The European Central as expected held interest rates at 4.25%. Jean-Claude Trichet, president of the ECB, acknowledged a deteriorating European economy while still warning that inflation risks remained.

The euro touched a one-year low vs. the dollar. Crude oil futures fell $1.99 to $96.54 a barrel.
Excerpts from Steve Goldstein, MarketWatch. Oct 02/08

Monday, September 29, 2008

Global Chaos

As I write this the Dow is down 320 points, with gold UP $27.00. The FED is announcing yet
another massive USD liquidity injection. US Problems have clearly become Global.

With the historic volatility that the markets have been experiencing, FEAR is in the eyes of our leaders both in Washington and Wall Street. The Dow Jones Industrial average had notched triple-digit moves each day and for many, the question was becoming whether the U.S. government's bailout efforts, which caused an impressive rally on Thursday and Friday, would be enough to fight off a long-term move lower.
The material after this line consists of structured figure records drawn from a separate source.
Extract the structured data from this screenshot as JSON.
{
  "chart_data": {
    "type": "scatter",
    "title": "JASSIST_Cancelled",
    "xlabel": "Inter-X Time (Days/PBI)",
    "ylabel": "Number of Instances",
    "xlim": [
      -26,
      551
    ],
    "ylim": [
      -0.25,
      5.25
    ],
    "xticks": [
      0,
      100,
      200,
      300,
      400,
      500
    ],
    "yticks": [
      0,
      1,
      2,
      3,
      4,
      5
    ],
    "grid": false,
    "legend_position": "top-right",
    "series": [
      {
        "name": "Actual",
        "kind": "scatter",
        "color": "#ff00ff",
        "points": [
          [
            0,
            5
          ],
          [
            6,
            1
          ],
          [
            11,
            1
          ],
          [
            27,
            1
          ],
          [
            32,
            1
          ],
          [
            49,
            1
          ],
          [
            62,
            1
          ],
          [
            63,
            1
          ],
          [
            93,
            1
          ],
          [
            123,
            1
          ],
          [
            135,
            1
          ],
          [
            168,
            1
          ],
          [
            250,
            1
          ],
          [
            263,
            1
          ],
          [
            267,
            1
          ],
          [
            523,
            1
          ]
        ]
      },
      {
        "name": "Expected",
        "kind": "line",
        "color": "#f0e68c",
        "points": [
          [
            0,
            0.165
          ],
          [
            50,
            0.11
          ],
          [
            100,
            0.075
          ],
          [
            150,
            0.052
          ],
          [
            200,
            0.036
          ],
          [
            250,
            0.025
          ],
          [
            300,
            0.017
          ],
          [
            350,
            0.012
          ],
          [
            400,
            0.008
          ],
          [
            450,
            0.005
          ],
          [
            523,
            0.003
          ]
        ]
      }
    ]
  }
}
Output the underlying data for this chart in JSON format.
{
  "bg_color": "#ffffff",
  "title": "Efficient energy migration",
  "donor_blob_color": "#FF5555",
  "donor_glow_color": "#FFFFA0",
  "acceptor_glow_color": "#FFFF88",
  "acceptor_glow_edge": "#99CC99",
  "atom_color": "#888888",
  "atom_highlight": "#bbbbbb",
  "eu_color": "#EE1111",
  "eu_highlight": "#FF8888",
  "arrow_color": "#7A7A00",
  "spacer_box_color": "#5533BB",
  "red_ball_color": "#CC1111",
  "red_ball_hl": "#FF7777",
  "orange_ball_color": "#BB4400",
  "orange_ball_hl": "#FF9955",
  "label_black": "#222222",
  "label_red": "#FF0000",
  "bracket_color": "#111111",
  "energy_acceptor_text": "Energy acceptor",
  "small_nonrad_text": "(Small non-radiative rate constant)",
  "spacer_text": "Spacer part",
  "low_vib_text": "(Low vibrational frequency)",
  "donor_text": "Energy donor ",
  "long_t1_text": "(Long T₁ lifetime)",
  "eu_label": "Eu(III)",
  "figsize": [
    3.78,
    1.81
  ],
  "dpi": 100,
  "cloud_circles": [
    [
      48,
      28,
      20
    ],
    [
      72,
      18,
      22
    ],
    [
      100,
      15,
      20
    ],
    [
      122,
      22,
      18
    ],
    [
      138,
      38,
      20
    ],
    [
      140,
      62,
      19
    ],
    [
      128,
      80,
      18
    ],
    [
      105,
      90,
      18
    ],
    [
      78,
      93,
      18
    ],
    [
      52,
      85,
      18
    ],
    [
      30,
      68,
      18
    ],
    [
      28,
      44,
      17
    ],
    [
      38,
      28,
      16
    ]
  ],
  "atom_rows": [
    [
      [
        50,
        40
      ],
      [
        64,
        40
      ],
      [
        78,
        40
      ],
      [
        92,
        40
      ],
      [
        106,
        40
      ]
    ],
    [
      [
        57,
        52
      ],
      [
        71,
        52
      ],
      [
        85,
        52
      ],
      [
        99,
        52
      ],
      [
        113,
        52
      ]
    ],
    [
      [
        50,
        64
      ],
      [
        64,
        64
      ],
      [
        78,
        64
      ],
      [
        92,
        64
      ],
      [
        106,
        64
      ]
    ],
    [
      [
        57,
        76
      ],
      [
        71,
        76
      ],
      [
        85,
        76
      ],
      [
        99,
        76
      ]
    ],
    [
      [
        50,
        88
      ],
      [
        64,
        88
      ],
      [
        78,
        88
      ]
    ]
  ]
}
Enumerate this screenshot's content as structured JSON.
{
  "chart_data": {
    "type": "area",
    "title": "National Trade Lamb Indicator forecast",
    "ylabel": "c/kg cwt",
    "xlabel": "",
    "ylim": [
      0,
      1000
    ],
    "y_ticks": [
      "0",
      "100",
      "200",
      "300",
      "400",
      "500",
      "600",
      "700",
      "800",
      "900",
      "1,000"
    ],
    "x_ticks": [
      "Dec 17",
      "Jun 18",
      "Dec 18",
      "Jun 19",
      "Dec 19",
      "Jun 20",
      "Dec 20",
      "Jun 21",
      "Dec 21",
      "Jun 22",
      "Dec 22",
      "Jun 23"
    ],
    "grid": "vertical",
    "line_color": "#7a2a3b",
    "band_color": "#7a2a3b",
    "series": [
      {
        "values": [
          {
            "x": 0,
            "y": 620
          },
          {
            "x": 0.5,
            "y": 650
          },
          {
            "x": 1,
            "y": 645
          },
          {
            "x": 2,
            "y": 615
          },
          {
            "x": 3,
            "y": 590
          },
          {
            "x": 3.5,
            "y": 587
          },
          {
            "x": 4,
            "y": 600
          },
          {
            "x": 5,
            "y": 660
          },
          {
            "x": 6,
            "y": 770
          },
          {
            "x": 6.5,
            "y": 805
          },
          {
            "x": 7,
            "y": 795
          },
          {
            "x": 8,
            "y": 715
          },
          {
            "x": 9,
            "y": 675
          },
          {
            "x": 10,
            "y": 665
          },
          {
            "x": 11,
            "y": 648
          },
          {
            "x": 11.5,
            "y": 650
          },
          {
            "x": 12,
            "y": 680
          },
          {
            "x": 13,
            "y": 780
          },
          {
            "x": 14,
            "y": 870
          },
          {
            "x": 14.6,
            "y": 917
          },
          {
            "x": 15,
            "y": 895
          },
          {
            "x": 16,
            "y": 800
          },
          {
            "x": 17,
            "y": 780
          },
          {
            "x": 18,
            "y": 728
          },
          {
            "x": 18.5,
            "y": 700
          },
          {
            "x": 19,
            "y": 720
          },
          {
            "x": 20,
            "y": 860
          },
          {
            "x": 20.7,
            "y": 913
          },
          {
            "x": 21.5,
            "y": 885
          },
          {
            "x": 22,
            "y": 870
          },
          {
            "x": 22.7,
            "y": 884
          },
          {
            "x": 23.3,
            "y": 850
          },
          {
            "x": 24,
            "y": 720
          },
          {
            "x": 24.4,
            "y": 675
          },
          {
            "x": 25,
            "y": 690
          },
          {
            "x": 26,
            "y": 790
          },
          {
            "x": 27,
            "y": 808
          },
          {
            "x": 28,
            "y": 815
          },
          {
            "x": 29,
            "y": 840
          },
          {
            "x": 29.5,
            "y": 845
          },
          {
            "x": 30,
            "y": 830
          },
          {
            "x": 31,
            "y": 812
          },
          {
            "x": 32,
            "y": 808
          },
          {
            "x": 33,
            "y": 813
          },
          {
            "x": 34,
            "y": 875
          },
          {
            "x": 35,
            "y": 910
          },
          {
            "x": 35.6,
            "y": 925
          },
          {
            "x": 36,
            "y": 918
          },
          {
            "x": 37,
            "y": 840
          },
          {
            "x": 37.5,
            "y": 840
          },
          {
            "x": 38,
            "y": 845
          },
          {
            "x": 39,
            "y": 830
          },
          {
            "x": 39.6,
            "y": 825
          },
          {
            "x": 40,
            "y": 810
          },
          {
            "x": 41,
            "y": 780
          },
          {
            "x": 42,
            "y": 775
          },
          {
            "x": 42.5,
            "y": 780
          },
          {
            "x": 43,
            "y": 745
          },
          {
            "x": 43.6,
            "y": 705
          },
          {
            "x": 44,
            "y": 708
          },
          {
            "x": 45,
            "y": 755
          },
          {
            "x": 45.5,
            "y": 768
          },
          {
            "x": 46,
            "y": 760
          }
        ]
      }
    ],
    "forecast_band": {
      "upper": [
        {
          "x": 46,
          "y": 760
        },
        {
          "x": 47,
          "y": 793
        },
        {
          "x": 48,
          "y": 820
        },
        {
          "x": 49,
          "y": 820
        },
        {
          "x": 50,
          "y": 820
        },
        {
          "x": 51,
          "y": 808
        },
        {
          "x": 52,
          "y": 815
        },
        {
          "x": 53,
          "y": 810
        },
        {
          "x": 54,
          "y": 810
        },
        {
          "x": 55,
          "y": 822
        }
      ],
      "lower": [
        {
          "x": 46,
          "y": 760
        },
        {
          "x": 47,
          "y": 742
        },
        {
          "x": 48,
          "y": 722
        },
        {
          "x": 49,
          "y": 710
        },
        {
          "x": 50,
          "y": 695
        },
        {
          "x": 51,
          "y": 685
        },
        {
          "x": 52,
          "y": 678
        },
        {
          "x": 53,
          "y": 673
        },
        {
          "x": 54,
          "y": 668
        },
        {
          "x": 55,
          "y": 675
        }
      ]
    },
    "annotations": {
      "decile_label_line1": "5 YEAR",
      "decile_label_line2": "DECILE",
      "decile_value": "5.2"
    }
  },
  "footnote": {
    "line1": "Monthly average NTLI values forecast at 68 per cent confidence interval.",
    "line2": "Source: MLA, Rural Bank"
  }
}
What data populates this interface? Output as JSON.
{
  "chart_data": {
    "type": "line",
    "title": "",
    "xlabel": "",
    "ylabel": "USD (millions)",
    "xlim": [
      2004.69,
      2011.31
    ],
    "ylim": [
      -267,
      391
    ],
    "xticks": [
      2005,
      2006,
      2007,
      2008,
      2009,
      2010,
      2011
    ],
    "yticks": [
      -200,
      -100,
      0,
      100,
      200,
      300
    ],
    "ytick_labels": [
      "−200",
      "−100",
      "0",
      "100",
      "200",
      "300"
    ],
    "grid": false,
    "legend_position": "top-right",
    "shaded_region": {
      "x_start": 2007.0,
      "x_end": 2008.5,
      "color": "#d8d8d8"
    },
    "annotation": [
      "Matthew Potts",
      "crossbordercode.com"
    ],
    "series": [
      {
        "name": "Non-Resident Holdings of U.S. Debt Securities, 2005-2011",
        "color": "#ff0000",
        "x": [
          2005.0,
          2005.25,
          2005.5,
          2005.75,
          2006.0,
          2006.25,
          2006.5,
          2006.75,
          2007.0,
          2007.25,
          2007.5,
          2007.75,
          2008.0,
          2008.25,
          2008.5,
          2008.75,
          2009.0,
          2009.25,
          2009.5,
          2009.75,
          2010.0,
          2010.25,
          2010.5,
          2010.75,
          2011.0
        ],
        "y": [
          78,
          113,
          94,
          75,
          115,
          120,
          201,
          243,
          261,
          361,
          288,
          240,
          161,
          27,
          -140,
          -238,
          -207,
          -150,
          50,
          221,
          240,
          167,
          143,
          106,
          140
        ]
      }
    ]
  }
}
The fact that the major indexes were trading below the long-term resistance of their respective 200-day moving averages suggested that there was a lot of work that needed to be done in order for the downtrend to reverse any time soon.

Voltatility continued this past week, as more changes were seen within financial institutions across the U.S. Goldman Sachs (NYSE:GS) and Morgan Stanley (NYSE:MS) changed their charters to become commercial banks in an attempt to stabilize their capital positions. A huge purchase of equity in Goldman Sachs by Warren Buffet after this news helped push Goldman a bit higher. Washington Mutual (NYSE:WM), a large thrift bank in the U.S., was seized this past week and purchased from the Federal Deposit Insurance Corporation by J.P. Morgan Chase (NYSE:JPM). This just added to the fear that seems to be spreading to investors across the country about which bank will be next.

Charts (NYSE, Russell, Dow, Nasdaq) are all trading below the 50 & 200 DMAs, indicating more downside.